Accounting estimates are an integral part of the condensed consolidated financial statements. These estimates require the use of judgments and assumptions that may affect the reported amounts of assets, liabilities, revenues, and expenses in the periods presented. The Company believes that the accounting estimates and related assumptions employed by the Company are appropriate and the resulting balances are reasonable under the circumstances. However, due to the inherent uncertainties involved in making estimates, actual results could differ from original estimates, requiring adjustments to these amounts in future periods.
Cash and Cash Equivalents

The Company’s cash equivalents are classified within Level 1 of the fair value hierarchy because they are valued using observable inputs that reflect quoted prices in active markets for identical instruments.
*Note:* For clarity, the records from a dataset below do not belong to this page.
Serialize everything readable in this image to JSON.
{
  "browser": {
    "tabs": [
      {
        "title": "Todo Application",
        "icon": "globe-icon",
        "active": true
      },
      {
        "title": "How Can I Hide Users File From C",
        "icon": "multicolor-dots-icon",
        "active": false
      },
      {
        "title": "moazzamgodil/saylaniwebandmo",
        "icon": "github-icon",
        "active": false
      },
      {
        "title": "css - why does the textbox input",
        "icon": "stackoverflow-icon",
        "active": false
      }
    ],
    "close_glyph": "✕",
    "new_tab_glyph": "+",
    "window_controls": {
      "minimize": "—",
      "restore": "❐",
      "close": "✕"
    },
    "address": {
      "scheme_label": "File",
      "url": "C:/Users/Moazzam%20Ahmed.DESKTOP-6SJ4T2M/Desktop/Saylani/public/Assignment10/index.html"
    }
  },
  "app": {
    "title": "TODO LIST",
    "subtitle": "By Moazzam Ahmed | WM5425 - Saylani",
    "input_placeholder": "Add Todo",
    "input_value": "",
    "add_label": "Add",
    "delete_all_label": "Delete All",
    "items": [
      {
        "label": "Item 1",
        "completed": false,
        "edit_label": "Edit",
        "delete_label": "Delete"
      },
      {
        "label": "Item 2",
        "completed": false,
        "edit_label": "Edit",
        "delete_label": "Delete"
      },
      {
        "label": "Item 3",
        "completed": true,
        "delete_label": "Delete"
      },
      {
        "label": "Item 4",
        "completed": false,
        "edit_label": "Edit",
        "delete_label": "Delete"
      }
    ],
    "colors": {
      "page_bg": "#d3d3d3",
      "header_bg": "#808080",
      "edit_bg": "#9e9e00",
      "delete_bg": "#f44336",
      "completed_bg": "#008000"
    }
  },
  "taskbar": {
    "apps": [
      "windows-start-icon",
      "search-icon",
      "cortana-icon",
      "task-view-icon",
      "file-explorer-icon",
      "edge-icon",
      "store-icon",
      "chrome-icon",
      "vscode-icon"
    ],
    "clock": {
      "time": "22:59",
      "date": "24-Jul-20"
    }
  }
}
The cost of the Company’s cash equivalents approximated their fair values as of December 31, 2022 and March 31, 2023. The following table presents the fair value of the Company’s “Cash and cash equivalents” on the Condensed Consolidated Balance Sheets (in millions):

December 31, 2022March 31, 2023
Cash$2,604 $1,918 
Money market funds7,147 7,791 
Commercial papers845 663 
United States Treasury securities822 747 
Certificates of deposits150 125 
Total cash and cash equivalents$11,568 $11,244 
Restricted Cash

Restricted cash is recorded in “Other non-current assets” on the Company’s Condensed Consolidated Balance Sheets and was $531 million and $536 million as of December 31, 2022 and March 31, 2023, respectively. Restricted cash primarily consisted of the balance of an account under the dominion and control of the administrative agent under the senior secured asset-based revolving credit facility (“ABL Facility”).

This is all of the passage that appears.